Obama unveiled the details Tuesday of his long awaited strategy for the war in Afghanistan, and in its essence, it follows the same approach Bush finally agreed to - in desperation - when it looked like the war in Iraq was sure to be lost. That "surge" strategy proved to be a winner, and for most intents and purposes, is the same one being adopted by Obama at the urging of U.S. Gen. Stanley McChrystal, commander of our forces there.

That surge strategy focuses not just on finding and killing terrorists (in this case, the Taliban), but just as equally on providing security for population centers so the people feel safe supporting our efforts without fear of violent reprisal. So the president has acquiesced in most of McChrystal's request and is sending him 30,000 additional troops - although he did not explain why he did not send all those that his hand-picked general had requested, or even more, which would increase our chances of victory.

Obama is correct in that our country has a vital interest in preventing the Taliban from regaining control of Afghanistan.

"The American people were viciously attacked from Afghanistan, and remain a target for those same extremists who are plotting along its border," he said. "To abandon this area now - and to rely only on efforts against al-Qaida from a distance - would significantly hamper our ability to keep the pressure on al-Qaida, and create an unacceptable risk of additional attacks on our homeland and our allies.

"It is from here that we were attacked on 9/11, and it is from here that new attacks are being plotted as I speak. ... We must keep the pressure on al-Qaida, and to do that, we must increase the stability and capacity of our partners in the region."

Unfortunately, Obama tied his new surge to a promise to start withdrawing our troops by July 2011 - barely a year after all the troops in his "surge" are finally in place, and just in time for the 2012 presidential election campaign. While we're as eager to see our involvement there end as everybody else, we have never heard of a country winning a war by announcing it would leave the battlefield by a specific date. It is a clueless strategy. It's as if President Franklin Roosevelt had announced that Pearl Harbor was a day of infamy and we were at war with Japan, but that - oh, by the way - we would begin returning our troops to the States in July 1943, regardless of whether we were winning or not. Or if after launching them into Normandy on D-Day, he had given Eisenhower a six-month deadline to oust Hitler. Even Bush waited until the results of his Iraq surge were clear before starting the troop drawdown there.

Obama also complained of his war's high cost and said it would have to be dealt with. He did not specifically endorse the "war tax" being bandied about by some Capitol Hill Democrats, but don't be surprised to see that happen. It's sad: So many of his fellow liberal are willing to pulverize the budget to pay for health care "reform," the GM takeover and "cash for clunkers," but aren't willing to pay for national security.

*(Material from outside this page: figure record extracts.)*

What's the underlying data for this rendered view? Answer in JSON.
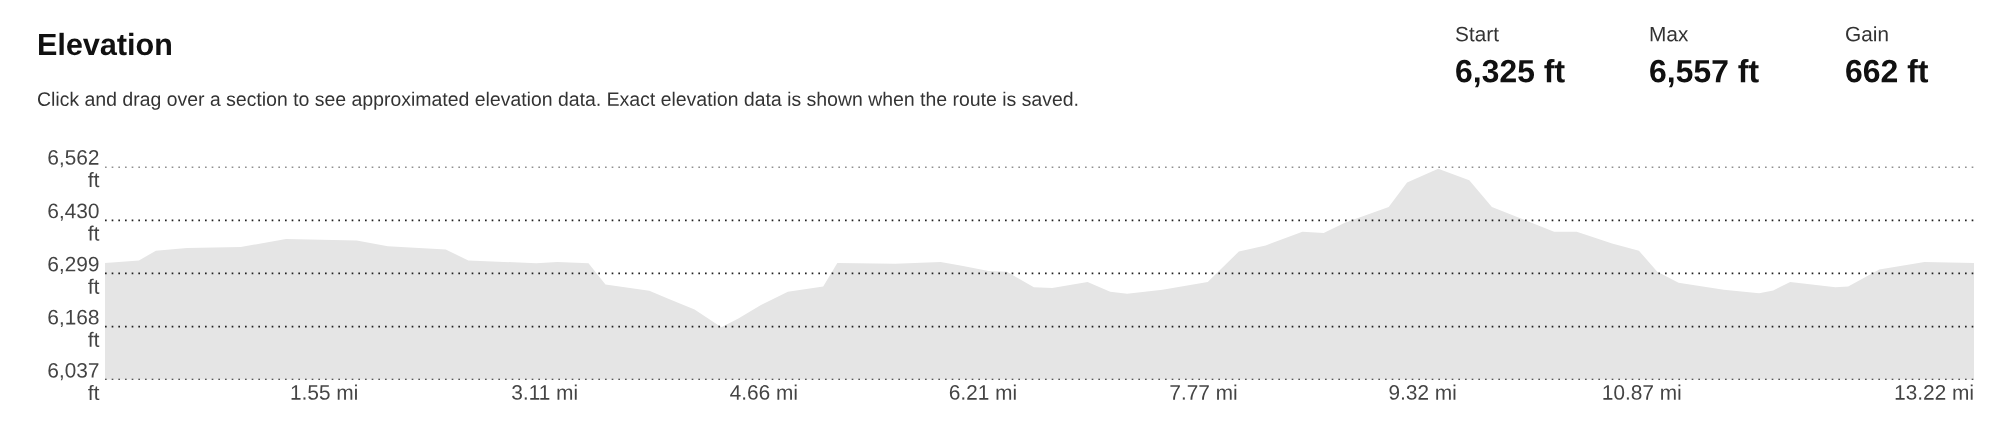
{
  "chart_data": {
    "type": "area",
    "title": "Elevation",
    "subtitle": "Click and drag over a section to see approximated elevation data. Exact elevation data is shown when the route is saved.",
    "annotations": [
      "Start",
      "6,325 ft",
      "Max",
      "6,557 ft",
      "Gain",
      "662 ft"
    ],
    "x": [
      0,
      0.24,
      0.36,
      0.58,
      0.96,
      1.28,
      1.78,
      2.0,
      2.41,
      2.57,
      3.05,
      3.2,
      3.42,
      3.54,
      3.85,
      3.98,
      4.17,
      4.36,
      4.48,
      4.64,
      4.83,
      5.08,
      5.18,
      5.59,
      5.91,
      6.06,
      6.25,
      6.38,
      6.57,
      6.7,
      6.95,
      7.11,
      7.23,
      7.48,
      7.8,
      8.02,
      8.21,
      8.47,
      8.62,
      8.77,
      9.08,
      9.21,
      9.43,
      9.65,
      9.81,
      10.09,
      10.25,
      10.41,
      10.66,
      10.85,
      10.98,
      11.13,
      11.45,
      11.7,
      11.8,
      11.92,
      12.24,
      12.33,
      12.55,
      12.87,
      13.22
    ],
    "series": [
      {
        "color": "#e5e5e5",
        "values": [
          6325,
          6331,
          6355,
          6362,
          6364,
          6384,
          6380,
          6366,
          6358,
          6331,
          6324,
          6327,
          6324,
          6272,
          6256,
          6237,
          6210,
          6166,
          6188,
          6221,
          6254,
          6267,
          6325,
          6323,
          6327,
          6318,
          6305,
          6303,
          6265,
          6263,
          6278,
          6254,
          6249,
          6259,
          6278,
          6353,
          6368,
          6402,
          6399,
          6424,
          6463,
          6523,
          6557,
          6529,
          6463,
          6424,
          6402,
          6402,
          6373,
          6355,
          6303,
          6276,
          6259,
          6250,
          6257,
          6278,
          6265,
          6267,
          6309,
          6327,
          6325
        ]
      }
    ],
    "xlim": [
      0,
      13.22
    ],
    "xticks": [
      {
        "value": 1.55,
        "label": "1.55 mi"
      },
      {
        "value": 3.11,
        "label": "3.11 mi"
      },
      {
        "value": 4.66,
        "label": "4.66 mi"
      },
      {
        "value": 6.21,
        "label": "6.21 mi"
      },
      {
        "value": 7.77,
        "label": "7.77 mi"
      },
      {
        "value": 9.32,
        "label": "9.32 mi"
      },
      {
        "value": 10.87,
        "label": "10.87 mi"
      },
      {
        "value": 13.22,
        "label": "13.22 mi"
      }
    ],
    "ylim": [
      6037,
      6562
    ],
    "yticks": [
      {
        "value": 6037,
        "label": "6,037\nft"
      },
      {
        "value": 6168,
        "label": "6,168\nft"
      },
      {
        "value": 6299,
        "label": "6,299\nft"
      },
      {
        "value": 6430,
        "label": "6,430\nft"
      },
      {
        "value": 6562,
        "label": "6,562\nft"
      }
    ],
    "grid": "y",
    "line_style": "dotted"
  }
}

Obama came into office having touted the war in Afghanistan as the "right" war, as opposed to Bush's "wrong" war in Iraq. So although many observers strongly suspected that Obama was not enthused about winning either of the two, and even though much of his party has turned on the Afghanistan war now that it has lost its appeal as a "talking point" with which to bash Bush, Obama has little choice but to continue the fight.

The president's lack of enthusiasm for the war, and for winning, were obvious in his speech Tuesday. We just hope our troops - and the Taliban - didn't notice.